Com humor, as crianças estão a aprender a lidar com as novas tecnologias. Chamam-se aulas presenciais.
O som inicial dos trompetes anuncia uma jornada épica. Escolho os legumes e as facas e coloco a tábua de cortar na bancada. Descasco e corto nabos e chuchus, alhos e aipo. No final do primeiro andamento, a água com sal já ferve com os legumes. Lavo, escolho e escorro os espinafres. Sinto o drama a crescer. Pico alhos, coloco-os em lume brando com azeite, escorro o atum e junto-o aos alhos. Escolho tomates maduros e corto-os em cubos pequenos, enquanto cresce a tensão entre as cordas e os sopros. Os tomates caem no tacho em conjunto com as azeitonas e as alcaparras. No terceiro andamento, danço, com copos, pratos e talheres, digo a “vida é linda”, mas dói-me a alma por ter que abafar as cordas com o som da varinha mágica. Coloco a rúcula e os agriões na saladeira, vêm-me as lágrimas aos olhos: não sei se é do “Adagietto” se é da cebola. Preparo o “Finale”, ponho a mesa e sirvo a sopa. A cavalaria chega a passos largos. Fim. Estou exausto. Ponho um disco dos Duran Duran, para descomprimir. Cá em casa, acham que eu vou de Mahler a pior.

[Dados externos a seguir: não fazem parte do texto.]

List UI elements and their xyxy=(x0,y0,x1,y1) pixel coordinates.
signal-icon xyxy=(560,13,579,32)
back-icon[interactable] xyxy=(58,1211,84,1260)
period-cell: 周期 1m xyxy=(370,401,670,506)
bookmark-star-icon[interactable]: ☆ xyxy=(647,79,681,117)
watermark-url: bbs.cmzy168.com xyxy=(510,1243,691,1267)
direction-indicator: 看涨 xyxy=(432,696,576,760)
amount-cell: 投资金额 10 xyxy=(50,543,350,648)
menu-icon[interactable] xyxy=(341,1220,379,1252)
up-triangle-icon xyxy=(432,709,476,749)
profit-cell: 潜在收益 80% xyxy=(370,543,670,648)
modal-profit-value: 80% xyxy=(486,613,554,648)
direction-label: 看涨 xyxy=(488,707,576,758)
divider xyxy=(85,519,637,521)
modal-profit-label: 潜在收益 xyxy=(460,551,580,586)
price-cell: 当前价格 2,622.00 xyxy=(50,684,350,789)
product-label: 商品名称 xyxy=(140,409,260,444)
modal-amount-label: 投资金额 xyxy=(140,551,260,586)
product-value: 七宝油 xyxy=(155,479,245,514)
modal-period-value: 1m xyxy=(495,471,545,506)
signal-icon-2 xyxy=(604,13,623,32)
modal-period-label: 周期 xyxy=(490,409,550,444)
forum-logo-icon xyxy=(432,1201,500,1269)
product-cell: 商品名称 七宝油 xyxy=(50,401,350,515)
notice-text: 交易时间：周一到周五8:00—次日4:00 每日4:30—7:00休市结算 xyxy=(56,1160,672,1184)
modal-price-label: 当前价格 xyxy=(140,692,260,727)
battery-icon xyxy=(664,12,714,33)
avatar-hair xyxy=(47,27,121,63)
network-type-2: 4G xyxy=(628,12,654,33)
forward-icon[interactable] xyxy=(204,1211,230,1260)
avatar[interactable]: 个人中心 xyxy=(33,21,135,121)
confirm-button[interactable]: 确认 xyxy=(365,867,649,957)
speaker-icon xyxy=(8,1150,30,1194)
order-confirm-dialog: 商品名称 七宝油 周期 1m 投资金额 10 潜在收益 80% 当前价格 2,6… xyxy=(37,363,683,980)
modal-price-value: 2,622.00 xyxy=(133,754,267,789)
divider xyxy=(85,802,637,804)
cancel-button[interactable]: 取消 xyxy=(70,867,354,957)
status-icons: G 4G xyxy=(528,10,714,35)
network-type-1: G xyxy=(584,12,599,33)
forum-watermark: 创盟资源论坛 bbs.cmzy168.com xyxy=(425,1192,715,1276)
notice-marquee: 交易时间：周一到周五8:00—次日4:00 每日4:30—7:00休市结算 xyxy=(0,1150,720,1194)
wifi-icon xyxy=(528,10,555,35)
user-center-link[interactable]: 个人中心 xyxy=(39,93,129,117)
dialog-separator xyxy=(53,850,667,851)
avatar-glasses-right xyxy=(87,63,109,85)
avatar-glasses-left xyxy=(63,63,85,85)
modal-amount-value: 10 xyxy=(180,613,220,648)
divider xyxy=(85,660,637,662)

Em 1992, David Sylvian era um nome incontornável da música pop. Nesse ano, entrou do disco "Heartbeat", do amigo japonês Ryuichi Sakamoto. Durante a gravação, conheceu uma morena linda de morrer. Apaixonaram-se e, mais tarde, casaram-se e tiveram filhos. Enfim, um conto de fadas. Tirando a estrela pop e o chinocas, parece a história da minha vida.
(Ouvimos Godinho, à hora de dormir)
- Esta música pareces tu a brincar com o mano, diz o mais velho.
- Porquê?, pergunto eu.
- Repara na letra: "Se morreres só te peço/Da morte volta sempre em vida".
- E...?
- Parecem as vossas brincadeiras, quando o mano te quer matar e tu começas a impor condições.
É verdade, costumo negociar as condições da minha morte com o mais novo. Eis alguns exemplos:
- Pai, vou-te matar!
- Ok, filho, mas mata-me ao pé do sofá, para eu cair com algum conforto.
Ou:
- Pai, vou-te dar um tiro.
- Certo, mas aqui está muita gente. Mata-me num local onde eu tenha mais privacidade.
Ou, ainda:
- Oh não, pai, acho que vou morrer!
- Tudo bem, filho, podes morrer. Mas, não te esqueças que o jantar é às oito. Se te atrasares, a mãe fica preocupada.
Eu e os meus filhos morremos muito, mas sempre com responsabilidade. Deve ser o amor, "Às vezes o amor".